Si el cliente acepta cualquier certificado como un certificado de servidor válido, un atacante activo puede hacerse pasar por el servidor cuando habla con el cliente.
Si el atacante puede robar una copia de la clave privada del cliente, entonces puede hacerse pasar por el cliente cuando habla con el servidor.
Si se cumplen ambas condiciones, entonces el atacante puede ejecutar un ataque de Man in the Middle , por definición: un ataque MitM no es más que doble personificación simultánea. El atacante se hace pasar por el cliente cuando habla con el servidor, y como el servidor cuando habla con el cliente; él transmite el tráfico en ambas direcciones, inspeccionando y modificando los datos a voluntad.
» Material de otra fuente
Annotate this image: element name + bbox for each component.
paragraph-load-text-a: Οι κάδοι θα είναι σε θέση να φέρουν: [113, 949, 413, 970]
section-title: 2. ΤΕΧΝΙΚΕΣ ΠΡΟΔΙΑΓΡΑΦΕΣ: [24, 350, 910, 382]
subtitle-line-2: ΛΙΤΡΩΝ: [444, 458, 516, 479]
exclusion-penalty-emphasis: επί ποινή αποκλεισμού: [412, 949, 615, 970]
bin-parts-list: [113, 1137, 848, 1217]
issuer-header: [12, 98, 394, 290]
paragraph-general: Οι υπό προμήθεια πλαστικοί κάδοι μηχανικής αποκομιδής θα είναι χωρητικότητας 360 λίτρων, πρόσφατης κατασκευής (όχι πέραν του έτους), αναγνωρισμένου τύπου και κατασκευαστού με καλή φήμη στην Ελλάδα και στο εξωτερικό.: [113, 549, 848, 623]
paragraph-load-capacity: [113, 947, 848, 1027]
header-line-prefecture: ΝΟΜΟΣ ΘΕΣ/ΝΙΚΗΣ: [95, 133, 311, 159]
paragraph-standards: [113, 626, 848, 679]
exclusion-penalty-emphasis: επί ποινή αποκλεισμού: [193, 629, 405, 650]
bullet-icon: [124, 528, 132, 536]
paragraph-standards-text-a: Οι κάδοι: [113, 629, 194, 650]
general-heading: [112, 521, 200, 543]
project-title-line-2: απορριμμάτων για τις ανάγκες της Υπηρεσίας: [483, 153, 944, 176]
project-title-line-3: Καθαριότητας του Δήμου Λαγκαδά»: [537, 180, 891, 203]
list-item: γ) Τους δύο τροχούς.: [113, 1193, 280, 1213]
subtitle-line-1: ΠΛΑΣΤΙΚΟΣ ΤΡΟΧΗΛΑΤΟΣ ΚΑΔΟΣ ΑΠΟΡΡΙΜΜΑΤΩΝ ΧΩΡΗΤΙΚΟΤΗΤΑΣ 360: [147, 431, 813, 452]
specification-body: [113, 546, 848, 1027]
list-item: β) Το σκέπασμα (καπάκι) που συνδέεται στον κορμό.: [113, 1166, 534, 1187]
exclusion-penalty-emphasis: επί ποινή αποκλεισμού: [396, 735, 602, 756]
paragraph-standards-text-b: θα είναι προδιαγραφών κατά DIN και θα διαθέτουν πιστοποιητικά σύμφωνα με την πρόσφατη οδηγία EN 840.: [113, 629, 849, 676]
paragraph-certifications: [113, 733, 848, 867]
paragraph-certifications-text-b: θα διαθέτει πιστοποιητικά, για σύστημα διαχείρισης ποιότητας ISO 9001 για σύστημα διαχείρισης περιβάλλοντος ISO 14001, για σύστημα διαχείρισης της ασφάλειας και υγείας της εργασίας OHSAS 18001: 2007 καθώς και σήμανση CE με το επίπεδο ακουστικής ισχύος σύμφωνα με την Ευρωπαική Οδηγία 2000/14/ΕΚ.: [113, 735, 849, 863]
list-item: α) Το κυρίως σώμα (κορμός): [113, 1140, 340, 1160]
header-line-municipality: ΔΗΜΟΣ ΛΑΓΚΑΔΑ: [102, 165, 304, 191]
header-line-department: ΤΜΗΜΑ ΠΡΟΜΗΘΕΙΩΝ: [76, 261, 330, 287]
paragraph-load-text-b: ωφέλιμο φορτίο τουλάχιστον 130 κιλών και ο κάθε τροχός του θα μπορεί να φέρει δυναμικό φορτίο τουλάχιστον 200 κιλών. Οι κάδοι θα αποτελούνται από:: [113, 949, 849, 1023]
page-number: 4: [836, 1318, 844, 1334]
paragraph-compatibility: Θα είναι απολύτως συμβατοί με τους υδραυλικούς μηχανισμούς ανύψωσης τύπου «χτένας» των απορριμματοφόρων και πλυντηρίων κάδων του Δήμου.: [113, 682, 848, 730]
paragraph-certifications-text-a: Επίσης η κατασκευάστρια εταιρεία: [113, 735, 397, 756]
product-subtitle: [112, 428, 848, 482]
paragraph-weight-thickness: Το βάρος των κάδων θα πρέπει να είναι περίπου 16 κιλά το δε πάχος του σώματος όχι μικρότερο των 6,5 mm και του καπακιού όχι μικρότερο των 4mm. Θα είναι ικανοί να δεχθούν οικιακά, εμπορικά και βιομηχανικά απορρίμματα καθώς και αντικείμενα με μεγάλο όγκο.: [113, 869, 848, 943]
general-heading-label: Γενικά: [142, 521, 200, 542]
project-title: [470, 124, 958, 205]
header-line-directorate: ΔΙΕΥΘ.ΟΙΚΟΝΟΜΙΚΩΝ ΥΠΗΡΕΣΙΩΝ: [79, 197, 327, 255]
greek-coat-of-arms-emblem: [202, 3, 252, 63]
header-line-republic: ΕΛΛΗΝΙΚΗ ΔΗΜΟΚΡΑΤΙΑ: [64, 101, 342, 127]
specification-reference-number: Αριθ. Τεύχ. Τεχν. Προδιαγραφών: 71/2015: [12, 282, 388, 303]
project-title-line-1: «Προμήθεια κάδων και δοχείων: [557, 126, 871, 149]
Si el cliente puede asegurarse de que usa el certificado del servidor original (ya sea a través de la validación de una CA raíz de confianza conocida, o quizás porque el cliente recuerda el certificado del servidor de una conexión anterior), entonces el cliente rechazará el intento de suplantación y MitM no funcionará. El atacante, que ha robado la clave privada del cliente, aún podrá reemplazar al cliente, por ejemplo. secuestrar llamadas entrantes, pero eso no será un verdadero MitM (el atacante tendrá que imitar la voz del propietario del cliente normal).
Tenga en cuenta que si el atacante no tiene una copia de la clave privada del cliente, y el servidor valida la clave pública del cliente de alguna manera (por ejemplo, el servidor recuerda el la clave pública del cliente después de un paso de configuración inicial), entonces el atacante no podrá hacerse pasar por el cliente. La autenticación del cliente en SSL es tal que incluso si el atacante se hace pasar por el servidor, no puede reutilizar los mensajes de un cliente crédulo para engañar al verdadero servidor. Técnicamente, el cliente utiliza su clave privada para firmar un "desafío" que es un valor de cálculo calculado sobre todo lo que el cliente y el servidor se han enviado hasta el momento, y esto incluye el certificado del servidor; por lo tanto, en el caso de MitM, el cliente firmará los mensajes que contengan la clave pública del atacante (el certificado falso del servidor enviado por el atacante), no el certificado enviado por el verdadero servidor, y la firma no coincidirá con lo que espera el verdadero servidor.
Por lo tanto, si el cliente puede asegurarse de que usa el certificado del servidor verdadero, o el servidor puede asegurarse de que usa el certificado del cliente verdadero, o ambos , entonces un intento completo de MitM debe fallar. Sin embargo, incluso sin un MitM, la suplantación (una "mitad-MitM") todavía es posible:
- Si el atacante roba la clave privada del servidor, o el cliente no puede validar el certificado del servidor, entonces el atacante puede hacerse pasar por el servidor.
- Si el atacante roba la clave privada del cliente, o el servidor no puede validar el certificado del cliente, entonces el atacante puede hacerse pasar por el cliente.
Finalmente, si el atacante tiene una copia de la clave privada del servidor , y el conjunto de cifrado SSL / TLS es uno de los conjuntos RSA que no son DHE, entonces el el atacante puede descifrar todos los datos después de una intercepción puramente pasiva, y también puede secuestrar la conexión en cualquier momento después del apretón de manos, lo que permite, de nuevo, un MitM. Lo mismo no es válido para una clave privada robada de cliente ; En SSL / TLS, el certificado de cliente y la clave privada se usan solo para la autenticación, no para el intercambio de claves, y no tienen ninguna influencia en el secreto resultante que se usa para el cifrado de datos real.